Today’s DailyWTF is a perfect reminder of why it’s important to schedule to vacation. When someone leaves the company, on their terms or otherwise, their coworkers and management are often very shocked at what they were doing on a daily basis to keep things running. It might be as simple as pushing a button once a day, or it could be hand-massaging data between two systems in a complex manner that isn’t a documented process. Businesses do like to say that everyone is replaceable, and technically they are, but the amount of pain the business suffers until that person is replaced can be extraordinarily high.

That’s why The Practice of System and Network Administration* suggests that everyone be forced to take at least one serious, one week (contiguous!) vacation per year (pg 810). This may include removing that person’s access to remote email and VPN, to ensure they’re really not doing anything in that time unless they’re called for assistance. This will illuminate what needs to be turned into a documented process and whether your coworker’s cross-training has been successful. When everyone on a team takes a vacation, all of the major gaps can be identified on a yearly basis.

Of course, this requires management support. When someone disappears for a week, the button isn’t pushed, and you start a causal time loop, management should support you and your team as you document the gap and prevent it in the future. If your coworkers need more cross-training, management can help you find the time to make it happen. If you’re a manager reading this, ensure that discovering a gap is seen as an improvement rather than punishment.

Keep these lessons in mind as we approach the end of the year. If you and your team haven’t scheduled vacation time through Jan 1, set up a meeting this week and have everyone lay out their plans. You don’t want to find out on Dec 15 that no-one will be around between Christmas and New Year’s. By discovering this early, your team can adjust plans so that everyone is happy with minimal impact on travel plans and family visits.

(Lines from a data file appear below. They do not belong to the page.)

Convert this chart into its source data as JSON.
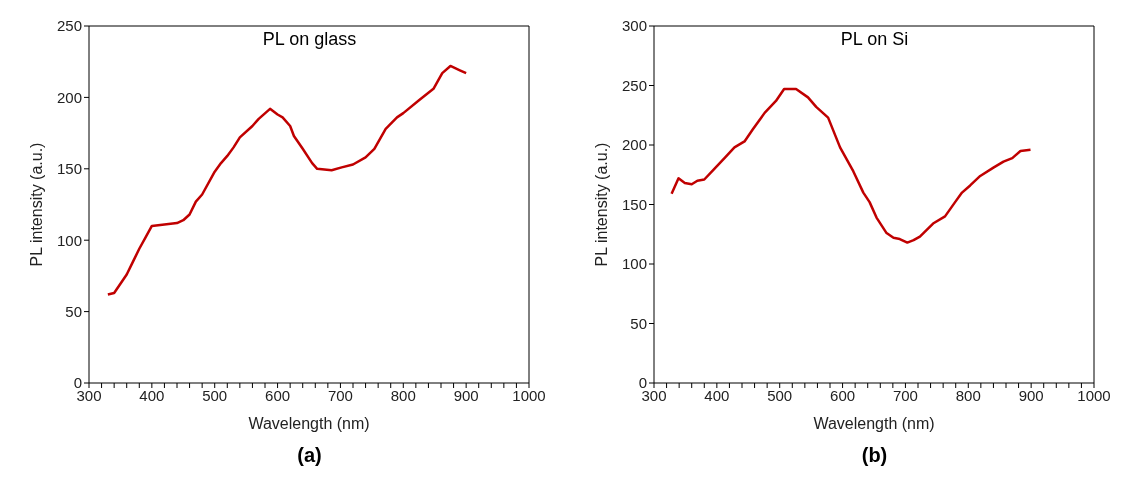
{
  "chart_data": [
    {
      "type": "line",
      "title": "PL on glass",
      "xlabel": "Wavelength (nm)",
      "ylabel": "PL intensity (a.u.)",
      "annotations": [
        "(a)"
      ],
      "x": [
        330,
        340,
        360,
        370,
        380,
        390,
        400,
        420,
        440,
        450,
        460,
        470,
        480,
        500,
        510,
        520,
        530,
        540,
        560,
        570,
        588,
        600,
        608,
        620,
        626,
        640,
        655,
        663,
        686,
        702,
        720,
        740,
        754,
        772,
        790,
        800,
        825,
        848,
        862,
        875,
        890,
        900
      ],
      "series": [
        {
          "color": "#c00000",
          "values": [
            62,
            63,
            76,
            85,
            94,
            102,
            110,
            111,
            112,
            114,
            118,
            127,
            132,
            148,
            154,
            159,
            165,
            172,
            180,
            185,
            192,
            188,
            186,
            180,
            173,
            164,
            154,
            150,
            149,
            151,
            153,
            158,
            164,
            178,
            186,
            189,
            198,
            206,
            217,
            222,
            219,
            217
          ]
        }
      ],
      "xlim": [
        300,
        1000
      ],
      "ylim": [
        0,
        250
      ],
      "xticks": [
        300,
        {
          "value": 320,
          "label": null
        },
        {
          "value": 340,
          "label": null
        },
        {
          "value": 360,
          "label": null
        },
        {
          "value": 380,
          "label": null
        },
        400,
        {
          "value": 420,
          "label": null
        },
        {
          "value": 440,
          "label": null
        },
        {
          "value": 460,
          "label": null
        },
        {
          "value": 480,
          "label": null
        },
        500,
        {
          "value": 520,
          "label": null
        },
        {
          "value": 540,
          "label": null
        },
        {
          "value": 560,
          "label": null
        },
        {
          "value": 580,
          "label": null
        },
        600,
        {
          "value": 620,
          "label": null
        },
        {
          "value": 640,
          "label": null
        },
        {
          "value": 660,
          "label": null
        },
        {
          "value": 680,
          "label": null
        },
        700,
        {
          "value": 720,
          "label": null
        },
        {
          "value": 740,
          "label": null
        },
        {
          "value": 760,
          "label": null
        },
        {
          "value": 780,
          "label": null
        },
        800,
        {
          "value": 820,
          "label": null
        },
        {
          "value": 840,
          "label": null
        },
        {
          "value": 860,
          "label": null
        },
        {
          "value": 880,
          "label": null
        },
        900,
        {
          "value": 920,
          "label": null
        },
        {
          "value": 940,
          "label": null
        },
        {
          "value": 960,
          "label": null
        },
        {
          "value": 980,
          "label": null
        },
        1000
      ],
      "yticks": [
        0,
        50,
        100,
        150,
        200,
        250
      ]
    },
    {
      "type": "line",
      "title": "PL on Si",
      "xlabel": "Wavelength (nm)",
      "ylabel": "PL intensity (a.u.)",
      "annotations": [
        "(b)"
      ],
      "x": [
        328,
        339,
        349,
        360,
        369,
        380,
        396,
        414,
        428,
        444,
        457,
        476,
        494,
        507,
        526,
        545,
        558,
        577,
        596,
        617,
        633,
        643,
        654,
        670,
        681,
        691,
        703,
        713,
        723,
        744,
        763,
        779,
        790,
        803,
        819,
        840,
        856,
        870,
        883,
        899
      ],
      "series": [
        {
          "color": "#c00000",
          "values": [
            159,
            172,
            168,
            167,
            170,
            171,
            180,
            190,
            198,
            203,
            213,
            227,
            237,
            247,
            247,
            240,
            232,
            223,
            198,
            178,
            160,
            152,
            139,
            126,
            122,
            121,
            118,
            120,
            123,
            134,
            140,
            152,
            160,
            166,
            174,
            181,
            186,
            189,
            195,
            196
          ]
        }
      ],
      "xlim": [
        300,
        1000
      ],
      "ylim": [
        0,
        300
      ],
      "xticks": [
        300,
        {
          "value": 320,
          "label": null
        },
        {
          "value": 340,
          "label": null
        },
        {
          "value": 360,
          "label": null
        },
        {
          "value": 380,
          "label": null
        },
        400,
        {
          "value": 420,
          "label": null
        },
        {
          "value": 440,
          "label": null
        },
        {
          "value": 460,
          "label": null
        },
        {
          "value": 480,
          "label": null
        },
        500,
        {
          "value": 520,
          "label": null
        },
        {
          "value": 540,
          "label": null
        },
        {
          "value": 560,
          "label": null
        },
        {
          "value": 580,
          "label": null
        },
        600,
        {
          "value": 620,
          "label": null
        },
        {
          "value": 640,
          "label": null
        },
        {
          "value": 660,
          "label": null
        },
        {
          "value": 680,
          "label": null
        },
        700,
        {
          "value": 720,
          "label": null
        },
        {
          "value": 740,
          "label": null
        },
        {
          "value": 760,
          "label": null
        },
        {
          "value": 780,
          "label": null
        },
        800,
        {
          "value": 820,
          "label": null
        },
        {
          "value": 840,
          "label": null
        },
        {
          "value": 860,
          "label": null
        },
        {
          "value": 880,
          "label": null
        },
        900,
        {
          "value": 920,
          "label": null
        },
        {
          "value": 940,
          "label": null
        },
        {
          "value": 960,
          "label": null
        },
        {
          "value": 980,
          "label": null
        },
        1000
      ],
      "yticks": [
        0,
        50,
        100,
        150,
        200,
        250,
        300
      ]
    }
  ]
}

* The authors of The Practice recently released the second edition of The Practice of Cloud System Administration, which may be more appealing to the modern System Administrator, but I haven’t had time to read it yet.

Documented Processes

The other day, I pointed out on twitter the redundancy of “documented processes.” If it’s not documented, it’s not a process, it’s just a thing you sometimes do! By documenting it, you turn a “checklist inside your head” into a repeatable process that anyone can follow.

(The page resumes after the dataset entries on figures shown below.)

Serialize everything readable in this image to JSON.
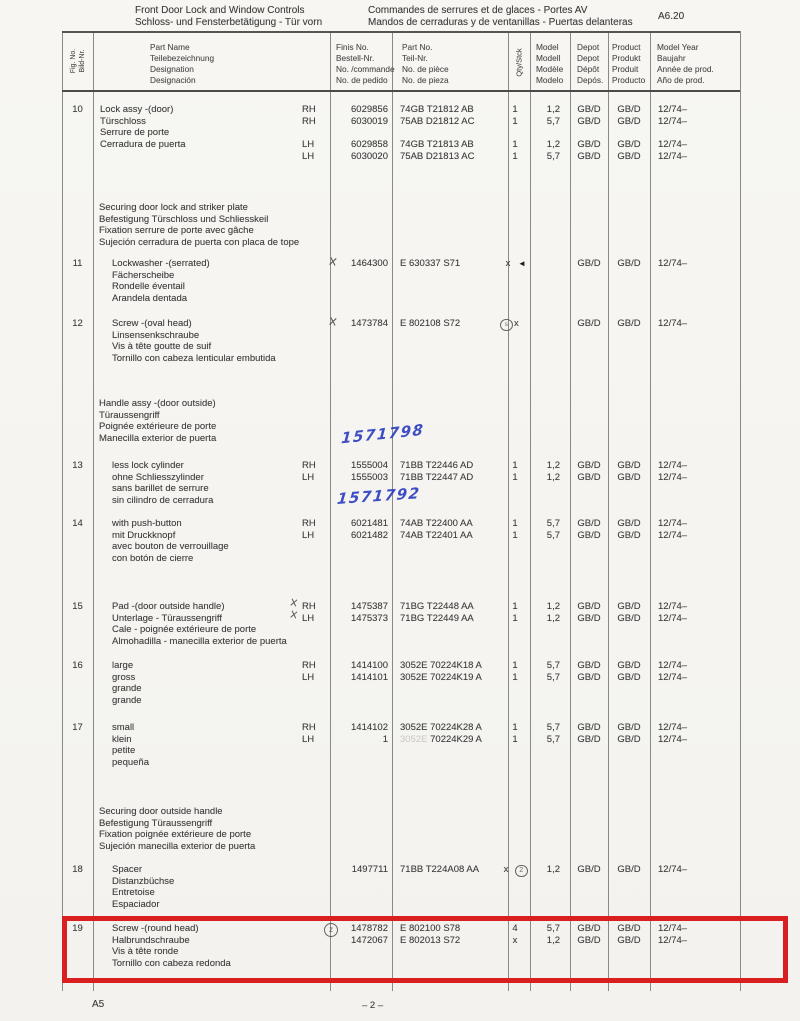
{
  "page": {
    "title_en": "Front Door Lock and Window Controls",
    "title_de": "Schloss- und Fensterbetätigung - Tür vorn",
    "title_fr": "Commandes de serrures et de glaces - Portes AV",
    "title_es": "Mandos de cerraduras y de ventanillas - Puertas delanteras",
    "section_code": "A6.20",
    "footer_left": "A5",
    "footer_center": "– 2 –"
  },
  "table": {
    "headers": {
      "fig": [
        "Fig. No.",
        "Bild-Nr."
      ],
      "part_name": [
        "Part Name",
        "Teilebezeichnung",
        "Designation",
        "Designación"
      ],
      "finis_no": [
        "Finis No.",
        "Bestell-Nr.",
        "No. /commande",
        "No. de pedido"
      ],
      "part_no": [
        "Part No.",
        "Teil-Nr.",
        "No. de pièce",
        "No. de pieza"
      ],
      "qty": "Qty/Stck",
      "model": [
        "Model",
        "Modell",
        "Modèle",
        "Modelo"
      ],
      "depot": [
        "Depot",
        "Depot",
        "Dépôt",
        "Depós."
      ],
      "product": [
        "Product",
        "Produkt",
        "Produit",
        "Producto"
      ],
      "model_year": [
        "Model Year",
        "Baujahr",
        "Année de prod.",
        "Año de prod."
      ]
    },
    "sections": [
      {
        "kind": "item",
        "fig": "10",
        "names": [
          "Lock assy -(door)",
          "Türschloss",
          "Serrure de porte",
          "Cerradura de puerta"
        ],
        "rows": [
          {
            "r": 0,
            "side": "RH",
            "finis": "6029856",
            "part": "74GB T21812 AB",
            "qty": "1",
            "model": "1,2",
            "depot": "GB/D",
            "product": "GB/D",
            "year": "12/74–"
          },
          {
            "r": 1,
            "side": "RH",
            "finis": "6030019",
            "part": "75AB D21812 AC",
            "qty": "1",
            "model": "5,7",
            "depot": "GB/D",
            "product": "GB/D",
            "year": "12/74–"
          },
          {
            "r": 3,
            "side": "LH",
            "finis": "6029858",
            "part": "74GB T21813 AB",
            "qty": "1",
            "model": "1,2",
            "depot": "GB/D",
            "product": "GB/D",
            "year": "12/74–"
          },
          {
            "r": 4,
            "side": "LH",
            "finis": "6030020",
            "part": "75AB D21813 AC",
            "qty": "1",
            "model": "5,7",
            "depot": "GB/D",
            "product": "GB/D",
            "year": "12/74–"
          }
        ]
      },
      {
        "kind": "group",
        "names": [
          "Securing door lock and striker plate",
          "Befestigung Türschloss und Schliesskeil",
          "Fixation serrure de porte avec gâche",
          "Sujeción cerradura de puerta con placa de tope"
        ],
        "rows": []
      },
      {
        "kind": "item",
        "fig": "11",
        "names": [
          "Lockwasher -(serrated)",
          "Fächerscheibe",
          "Rondelle éventail",
          "Arandela dentada"
        ],
        "rows": [
          {
            "r": 0,
            "finis": "1464300",
            "part": "E 630337 S71",
            "qty": "x",
            "depot": "GB/D",
            "product": "GB/D",
            "year": "12/74–",
            "finis_mark": "x",
            "qty_mark": "arrow-left"
          }
        ]
      },
      {
        "kind": "item",
        "fig": "12",
        "names": [
          "Screw -(oval head)",
          "Linsensenkschraube",
          "Vis à tête goutte de suif",
          "Tornillo con cabeza lenticular embutida"
        ],
        "rows": [
          {
            "r": 0,
            "finis": "1473784",
            "part": "E 802108 S72",
            "qty": "x",
            "depot": "GB/D",
            "product": "GB/D",
            "year": "12/74–",
            "finis_mark": "x",
            "qty_mark": "circle-before"
          }
        ]
      },
      {
        "kind": "group",
        "names": [
          "Handle assy -(door outside)",
          "Türaussengriff",
          "Poignée extérieure de porte",
          "Manecilla exterior de puerta"
        ],
        "rows": []
      },
      {
        "kind": "item",
        "fig": "13",
        "names": [
          "less lock cylinder",
          "ohne Schliesszylinder",
          "sans barillet de serrure",
          "sin cilindro de cerradura"
        ],
        "rows": [
          {
            "r": 0,
            "side": "RH",
            "finis": "1555004",
            "part": "71BB T22446 AD",
            "qty": "1",
            "model": "1,2",
            "depot": "GB/D",
            "product": "GB/D",
            "year": "12/74–"
          },
          {
            "r": 1,
            "side": "LH",
            "finis": "1555003",
            "part": "71BB T22447 AD",
            "qty": "1",
            "model": "1,2",
            "depot": "GB/D",
            "product": "GB/D",
            "year": "12/74–"
          }
        ]
      },
      {
        "kind": "item",
        "fig": "14",
        "names": [
          "with push-button",
          "mit Druckknopf",
          "avec bouton de verrouillage",
          "con botón de cierre"
        ],
        "rows": [
          {
            "r": 0,
            "side": "RH",
            "finis": "6021481",
            "part": "74AB T22400 AA",
            "qty": "1",
            "model": "5,7",
            "depot": "GB/D",
            "product": "GB/D",
            "year": "12/74–"
          },
          {
            "r": 1,
            "side": "LH",
            "finis": "6021482",
            "part": "74AB T22401 AA",
            "qty": "1",
            "model": "5,7",
            "depot": "GB/D",
            "product": "GB/D",
            "year": "12/74–"
          }
        ]
      },
      {
        "kind": "item",
        "fig": "15",
        "names": [
          "Pad -(door outside handle)",
          "Unterlage - Türaussengriff",
          "Cale - poignée extérieure de porte",
          "Almohadilla - manecilla exterior de puerta"
        ],
        "rows": [
          {
            "r": 0,
            "side": "RH",
            "finis": "1475387",
            "part": "71BG T22448 AA",
            "qty": "1",
            "model": "1,2",
            "depot": "GB/D",
            "product": "GB/D",
            "year": "12/74–",
            "side_mark": "x"
          },
          {
            "r": 1,
            "side": "LH",
            "finis": "1475373",
            "part": "71BG T22449 AA",
            "qty": "1",
            "model": "1,2",
            "depot": "GB/D",
            "product": "GB/D",
            "year": "12/74–",
            "side_mark": "x"
          }
        ]
      },
      {
        "kind": "item",
        "fig": "16",
        "names": [
          "large",
          "gross",
          "grande",
          "grande"
        ],
        "rows": [
          {
            "r": 0,
            "side": "RH",
            "finis": "1414100",
            "part": "3052E 70224K18 A",
            "qty": "1",
            "model": "5,7",
            "depot": "GB/D",
            "product": "GB/D",
            "year": "12/74–"
          },
          {
            "r": 1,
            "side": "LH",
            "finis": "1414101",
            "part": "3052E 70224K19 A",
            "qty": "1",
            "model": "5,7",
            "depot": "GB/D",
            "product": "GB/D",
            "year": "12/74–"
          }
        ]
      },
      {
        "kind": "item",
        "fig": "17",
        "names": [
          "small",
          "klein",
          "petite",
          "pequeña"
        ],
        "rows": [
          {
            "r": 0,
            "side": "RH",
            "finis": "1414102",
            "part": "3052E 70224K28 A",
            "qty": "1",
            "model": "5,7",
            "depot": "GB/D",
            "product": "GB/D",
            "year": "12/74–"
          },
          {
            "r": 1,
            "side": "LH",
            "finis": "1",
            "part_faded": "3052E",
            "part": "70224K29 A",
            "qty": "1",
            "model": "5,7",
            "depot": "GB/D",
            "product": "GB/D",
            "year": "12/74–"
          }
        ]
      },
      {
        "kind": "group",
        "names": [
          "Securing door outside handle",
          "Befestigung Türaussengriff",
          "Fixation poignée extérieure de porte",
          "Sujeción manecilla exterior de puerta"
        ],
        "rows": []
      },
      {
        "kind": "item",
        "fig": "18",
        "names": [
          "Spacer",
          "Distanzbüchse",
          "Entretoise",
          "Espaciador"
        ],
        "rows": [
          {
            "r": 0,
            "finis": "1497711",
            "part": "71BB T224A08 AA",
            "qty": "x",
            "model": "1,2",
            "depot": "GB/D",
            "product": "GB/D",
            "year": "12/74–",
            "qty_mark": "circle-2-after"
          }
        ]
      },
      {
        "kind": "item",
        "fig": "19",
        "highlighted": true,
        "names": [
          "Screw -(round head)",
          "Halbrundschraube",
          "Vis à tête ronde",
          "Tornillo con cabeza redonda"
        ],
        "rows": [
          {
            "r": 0,
            "finis": "1478782",
            "part": "E 802100 S78",
            "qty": "4",
            "model": "5,7",
            "depot": "GB/D",
            "product": "GB/D",
            "year": "12/74–",
            "finis_mark": "circle"
          },
          {
            "r": 1,
            "finis": "1472067",
            "part": "E 802013 S72",
            "qty": "x",
            "model": "1,2",
            "depot": "GB/D",
            "product": "GB/D",
            "year": "12/74–"
          }
        ]
      }
    ]
  },
  "annotations": {
    "handwritten_ink_numbers": [
      "1571798",
      "1571792"
    ],
    "highlight_box_target": "row-19",
    "circle_2_value": "2"
  },
  "colors": {
    "paper": "#f6f5f1",
    "print": "#3d3d3d",
    "ink_blue": "#2a3cc0",
    "highlight_red": "#d91f1f"
  }
}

In spite of making the jest, or perhaps because I made the jest, it was shortly made apparent to me at work how poorly I’m doing at this. We have build guides for all our nodes (even if it is just a hostname/ip and “run puppet”), but there’s no “generic” build guide, or a document on how to create a build guide. We also have lots of technology standards (use windows 2008r2/centos 6.5, if you deploy windows 2003 you will be given 40 lashes with a wet noodle, etc.) and those weren’t documented well, either. With a small team, this hasn’t been a huge obstacle, but if we are experiencing issues at a small size, I can’t imagine how it poorly it could go at scale without writing these things down.

Take the time to invest in documenting your processes. Next time you do something – even something you do all the time – check and see if there’s a document that accurately represents the process. If not, update what you have or create a new one. The time you spend on it now will pay for itself as you continue to approach a state of following well documented, repeatable, accurate processes and eliminating the errors of performing ad hoc tasks.